Fatigue life evaluation method of metallic components under random loads based on a new strain-life curve

Abstract

The fatigue life prediction methods of constant-amplitude load have been widely studied. However, a simple and mature random loads fatigue model is more worth exploring. In this paper, the battery box brackets were taken as the study case, the road simulation technology and statistical method are adopted to analyze the prediction accuracy of random loads which is based on ε-N curve and damage accumulation law, a fatigue damage calculation procedure of random loads was established. Firstly, both the road simulation and constant-amplitude experiments of bracket were conducted respectively on the hydraulic servo rig.

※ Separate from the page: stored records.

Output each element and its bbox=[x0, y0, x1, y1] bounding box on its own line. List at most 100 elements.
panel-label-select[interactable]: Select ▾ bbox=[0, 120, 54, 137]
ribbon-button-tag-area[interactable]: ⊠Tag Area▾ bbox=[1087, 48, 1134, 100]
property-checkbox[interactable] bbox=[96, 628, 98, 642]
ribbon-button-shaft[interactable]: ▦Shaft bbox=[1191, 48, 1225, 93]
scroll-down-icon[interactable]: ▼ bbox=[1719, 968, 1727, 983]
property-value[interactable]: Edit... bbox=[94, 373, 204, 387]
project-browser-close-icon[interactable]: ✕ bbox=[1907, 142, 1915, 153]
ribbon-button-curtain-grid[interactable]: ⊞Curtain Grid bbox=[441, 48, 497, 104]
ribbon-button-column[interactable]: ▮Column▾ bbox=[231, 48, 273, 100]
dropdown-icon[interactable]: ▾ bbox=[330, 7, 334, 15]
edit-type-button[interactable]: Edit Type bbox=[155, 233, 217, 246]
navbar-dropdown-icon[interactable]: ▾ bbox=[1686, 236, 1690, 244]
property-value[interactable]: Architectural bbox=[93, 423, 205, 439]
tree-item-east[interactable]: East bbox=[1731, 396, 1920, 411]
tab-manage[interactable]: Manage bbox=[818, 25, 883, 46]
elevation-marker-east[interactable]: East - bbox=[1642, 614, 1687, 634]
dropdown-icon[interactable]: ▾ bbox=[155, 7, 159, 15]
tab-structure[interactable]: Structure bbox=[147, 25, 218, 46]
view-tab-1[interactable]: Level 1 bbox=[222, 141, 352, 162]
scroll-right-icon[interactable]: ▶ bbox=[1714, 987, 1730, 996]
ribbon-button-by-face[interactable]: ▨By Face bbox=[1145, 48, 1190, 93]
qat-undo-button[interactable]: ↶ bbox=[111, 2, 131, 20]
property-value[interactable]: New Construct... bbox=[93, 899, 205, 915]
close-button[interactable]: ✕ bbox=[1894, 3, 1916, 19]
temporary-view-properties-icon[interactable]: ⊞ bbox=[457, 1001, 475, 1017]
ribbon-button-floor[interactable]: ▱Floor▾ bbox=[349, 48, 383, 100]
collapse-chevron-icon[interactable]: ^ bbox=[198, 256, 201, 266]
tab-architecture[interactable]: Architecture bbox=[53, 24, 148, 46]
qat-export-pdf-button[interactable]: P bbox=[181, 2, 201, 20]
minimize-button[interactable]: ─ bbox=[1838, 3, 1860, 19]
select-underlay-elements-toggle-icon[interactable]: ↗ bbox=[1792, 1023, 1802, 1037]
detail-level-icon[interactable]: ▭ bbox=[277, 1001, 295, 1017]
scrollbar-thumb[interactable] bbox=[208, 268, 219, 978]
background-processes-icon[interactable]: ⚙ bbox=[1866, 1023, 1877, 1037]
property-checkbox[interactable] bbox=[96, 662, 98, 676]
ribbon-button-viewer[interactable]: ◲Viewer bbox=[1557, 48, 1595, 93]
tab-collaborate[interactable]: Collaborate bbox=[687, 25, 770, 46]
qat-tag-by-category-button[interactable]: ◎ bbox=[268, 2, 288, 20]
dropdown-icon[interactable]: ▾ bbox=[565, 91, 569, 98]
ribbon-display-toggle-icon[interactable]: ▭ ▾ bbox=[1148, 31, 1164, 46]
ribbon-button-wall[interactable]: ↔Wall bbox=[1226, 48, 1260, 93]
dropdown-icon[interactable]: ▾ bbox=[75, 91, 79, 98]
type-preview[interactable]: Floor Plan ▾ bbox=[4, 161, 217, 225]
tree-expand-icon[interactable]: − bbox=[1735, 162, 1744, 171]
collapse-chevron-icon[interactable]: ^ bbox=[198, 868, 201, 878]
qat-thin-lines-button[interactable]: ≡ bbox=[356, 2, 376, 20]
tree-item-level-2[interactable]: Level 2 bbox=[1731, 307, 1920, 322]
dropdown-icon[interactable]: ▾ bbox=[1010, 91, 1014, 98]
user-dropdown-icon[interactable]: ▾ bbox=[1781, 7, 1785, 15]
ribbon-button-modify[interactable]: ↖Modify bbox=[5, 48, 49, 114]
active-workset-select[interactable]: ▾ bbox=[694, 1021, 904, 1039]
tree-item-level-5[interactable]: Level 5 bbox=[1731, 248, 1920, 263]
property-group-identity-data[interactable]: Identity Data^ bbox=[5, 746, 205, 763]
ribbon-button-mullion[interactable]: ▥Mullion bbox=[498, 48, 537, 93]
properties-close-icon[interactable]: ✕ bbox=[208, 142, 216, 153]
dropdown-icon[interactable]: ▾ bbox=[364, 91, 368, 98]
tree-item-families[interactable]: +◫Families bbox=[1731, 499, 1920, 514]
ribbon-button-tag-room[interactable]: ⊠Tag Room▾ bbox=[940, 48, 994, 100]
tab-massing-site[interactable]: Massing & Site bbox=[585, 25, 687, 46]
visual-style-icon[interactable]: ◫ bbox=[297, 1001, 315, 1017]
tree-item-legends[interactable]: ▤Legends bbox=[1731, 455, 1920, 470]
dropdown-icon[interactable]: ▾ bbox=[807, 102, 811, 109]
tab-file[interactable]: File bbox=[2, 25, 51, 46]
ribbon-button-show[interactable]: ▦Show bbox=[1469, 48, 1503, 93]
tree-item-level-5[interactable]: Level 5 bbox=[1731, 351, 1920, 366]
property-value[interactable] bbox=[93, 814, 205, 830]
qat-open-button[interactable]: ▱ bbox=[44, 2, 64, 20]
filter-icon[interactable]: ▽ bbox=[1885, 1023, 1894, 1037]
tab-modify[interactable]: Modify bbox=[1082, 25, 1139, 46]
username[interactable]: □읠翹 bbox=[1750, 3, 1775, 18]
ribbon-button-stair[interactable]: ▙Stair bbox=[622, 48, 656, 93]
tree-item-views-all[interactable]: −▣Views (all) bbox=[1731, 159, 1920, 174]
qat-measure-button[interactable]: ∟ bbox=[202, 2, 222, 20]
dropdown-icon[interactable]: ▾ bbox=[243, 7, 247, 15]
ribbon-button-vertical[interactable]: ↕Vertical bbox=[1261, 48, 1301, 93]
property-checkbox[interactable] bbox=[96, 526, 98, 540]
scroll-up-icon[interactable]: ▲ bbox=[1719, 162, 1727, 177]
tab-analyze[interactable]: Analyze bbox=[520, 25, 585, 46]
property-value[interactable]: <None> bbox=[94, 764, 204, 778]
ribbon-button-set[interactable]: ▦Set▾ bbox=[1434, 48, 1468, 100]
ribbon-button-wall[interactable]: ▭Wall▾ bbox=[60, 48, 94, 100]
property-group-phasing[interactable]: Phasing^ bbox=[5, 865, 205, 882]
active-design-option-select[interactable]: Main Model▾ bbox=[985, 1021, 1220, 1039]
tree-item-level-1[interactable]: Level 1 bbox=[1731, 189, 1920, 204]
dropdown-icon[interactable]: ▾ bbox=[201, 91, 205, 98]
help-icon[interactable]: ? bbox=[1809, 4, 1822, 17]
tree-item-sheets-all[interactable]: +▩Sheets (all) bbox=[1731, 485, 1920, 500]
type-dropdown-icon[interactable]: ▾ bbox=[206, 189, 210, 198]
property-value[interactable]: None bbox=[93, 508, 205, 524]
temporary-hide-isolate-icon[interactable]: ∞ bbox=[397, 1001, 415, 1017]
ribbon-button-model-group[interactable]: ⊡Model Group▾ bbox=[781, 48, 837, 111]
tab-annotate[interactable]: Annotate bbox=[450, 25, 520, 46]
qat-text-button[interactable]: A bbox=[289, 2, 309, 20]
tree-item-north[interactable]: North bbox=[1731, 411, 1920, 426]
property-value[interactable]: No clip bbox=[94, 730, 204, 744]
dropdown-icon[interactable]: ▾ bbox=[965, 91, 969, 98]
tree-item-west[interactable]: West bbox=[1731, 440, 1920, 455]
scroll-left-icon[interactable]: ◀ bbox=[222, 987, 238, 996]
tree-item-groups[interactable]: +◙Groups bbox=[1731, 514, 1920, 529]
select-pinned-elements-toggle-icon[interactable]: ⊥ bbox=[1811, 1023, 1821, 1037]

Simultaneously, the strain loads were collected and the part ε-N curve was constructed. In accordance with the material and part ε-N curve, an improved double-parameter (u and v) Coffin-Manson model was proposed and a fatigue ε-N curve was plotted. Then the damage originated from machining process and geometrical uncertainty was corrected by u and v. Under random load conditions, u and v were calibrated furtherly by random load factor β. Finally, the damage of the brackets was recalculated and the result has a high precision. The double-parameter model coupled with β has strong adaptability to most fatigue uncertainties. A leaf spring experiment was also performed to verify the generality and validity of the model.